> How are they managing the concurrent writes? PRAGMA journal_mode = WAL; PRAGMA...

aynyc · 2024-08-29T13:08:53 1724936933

#1. They are pretty much my default settings now. But how do you serialize concurrent write with multiple processes? Let's say you run your API service in separate stack as your webapp service. You can't really do that. I know some folks just make sure the transactions are so fast, collision will be rare. But why take the chance?

#2. Snapshot is backup strategy. AFAIK, from reading some reddit comments by Ben? (author of litestream) that it's not a replication strategy.
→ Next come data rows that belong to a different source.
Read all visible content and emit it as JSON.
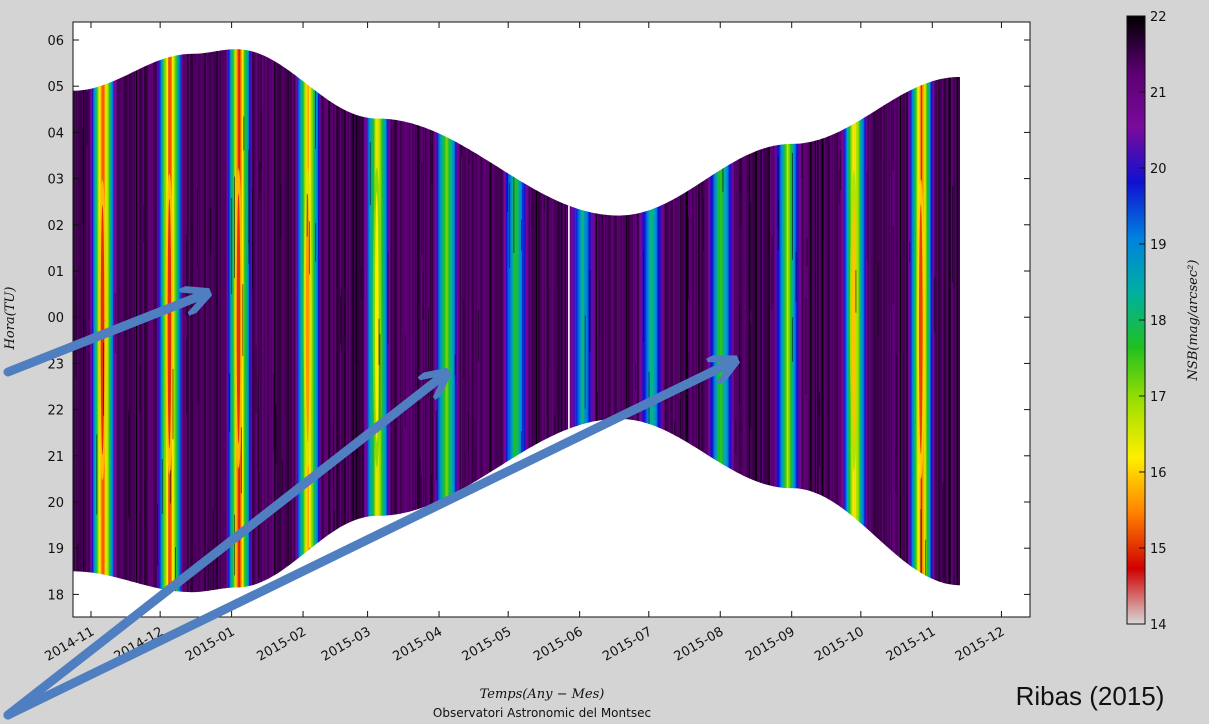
{
  "chart_data": {
    "type": "heatmap",
    "x_tick_labels": [
      "2014-11",
      "2014-12",
      "2015-01",
      "2015-02",
      "2015-03",
      "2015-04",
      "2015-05",
      "2015-06",
      "2015-07",
      "2015-08",
      "2015-09",
      "2015-10",
      "2015-11",
      "2015-12"
    ],
    "y_tick_labels": [
      "06",
      "05",
      "04",
      "03",
      "02",
      "01",
      "00",
      "23",
      "22",
      "21",
      "20",
      "19",
      "18"
    ],
    "xlabel": "Temps(Any − Mes)",
    "ylabel": "Hora(TU)",
    "observatory": "Observatori Astronomic del Montsec",
    "credit": "Ribas (2015)",
    "colorbar": {
      "label": "NSB(mag/arcsec²)",
      "range": [
        14,
        22
      ],
      "tick_labels": [
        "22",
        "21",
        "20",
        "19",
        "18",
        "17",
        "16",
        "15",
        "14"
      ],
      "colormap": [
        "#d8d8d8",
        "#d00000",
        "#ff8000",
        "#ffee00",
        "#a0e000",
        "#20c020",
        "#00b0a0",
        "#0080e0",
        "#1010d0",
        "#7a0a9c",
        "#5a0070",
        "#000000"
      ]
    },
    "date_range": [
      "2014-10-24",
      "2015-11-13"
    ],
    "gap": [
      "2015-05-27",
      "2015-05-29"
    ],
    "night_envelope": {
      "dates": [
        "2014-10-24",
        "2014-12-15",
        "2015-01-03",
        "2015-03-05",
        "2015-06-18",
        "2015-09-01",
        "2015-11-13"
      ],
      "dusk_hour": [
        18.5,
        18.05,
        18.15,
        19.7,
        21.8,
        20.3,
        18.2
      ],
      "dawn_hour": [
        4.9,
        5.7,
        5.8,
        4.3,
        2.2,
        3.75,
        5.2
      ]
    },
    "bright_bands": [
      {
        "center": "2014-11-06",
        "min_nsb": 15.0
      },
      {
        "center": "2014-12-05",
        "min_nsb": 15.0
      },
      {
        "center": "2015-01-04",
        "min_nsb": 15.0
      },
      {
        "center": "2015-02-03",
        "min_nsb": 15.6
      },
      {
        "center": "2015-03-05",
        "min_nsb": 16.2
      },
      {
        "center": "2015-04-04",
        "min_nsb": 17.0
      },
      {
        "center": "2015-05-04",
        "min_nsb": 17.6
      },
      {
        "center": "2015-06-02",
        "min_nsb": 18.3
      },
      {
        "center": "2015-07-02",
        "min_nsb": 18.1
      },
      {
        "center": "2015-08-01",
        "min_nsb": 17.4
      },
      {
        "center": "2015-08-30",
        "min_nsb": 16.8
      },
      {
        "center": "2015-09-28",
        "min_nsb": 15.9
      },
      {
        "center": "2015-10-27",
        "min_nsb": 15.1
      }
    ],
    "grid": false
  }
}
I've used sqlite in ETL pipeline very successfully, as well as as a read-only caching. I just can't figure out how people use it as server without doing a whole bunch of hacks to deal with its limitations.

bob1029 · 2024-08-29T16:13:38 1724948018

> multiple processes

I would never try to have 2 different processes (such as a web server) talking to the same SQLite database. That is a recipe for performance disaster. All of the projects I build this way are single process designs. It is not really a good fit for legacy solutions.

If you absolutely require transactional integrity against the same datastore with multiple processes, you could consider selecting one process as the DB owner and then IPC/RPC the SQL commands from the other processes to that one. Named pipes (shared memory) are nearly free in many ecosystems. You will find tradeoffs with a proxied approach, such as all application defined functions need to be defined on the db owning process.

> that it's not a replication strategy

Correct, but many scenarios can survive with 15-60 minutes (whatever the snapshot interval is) of data loss. The complexity trade off is often worth it if the business can tolerate. If you do require replication, then a 3rd party library or something application-level is what you need.

aynyc · 2024-08-29T23:38:48 1724974728

I think my point is still valid. How are people using sqlite3 in server context? Single process in modern webapp and 15-60 minutes of data loss might be acceptable but why? To save yourself a postgresql install which can be on the same server?

I feel like I missed something here.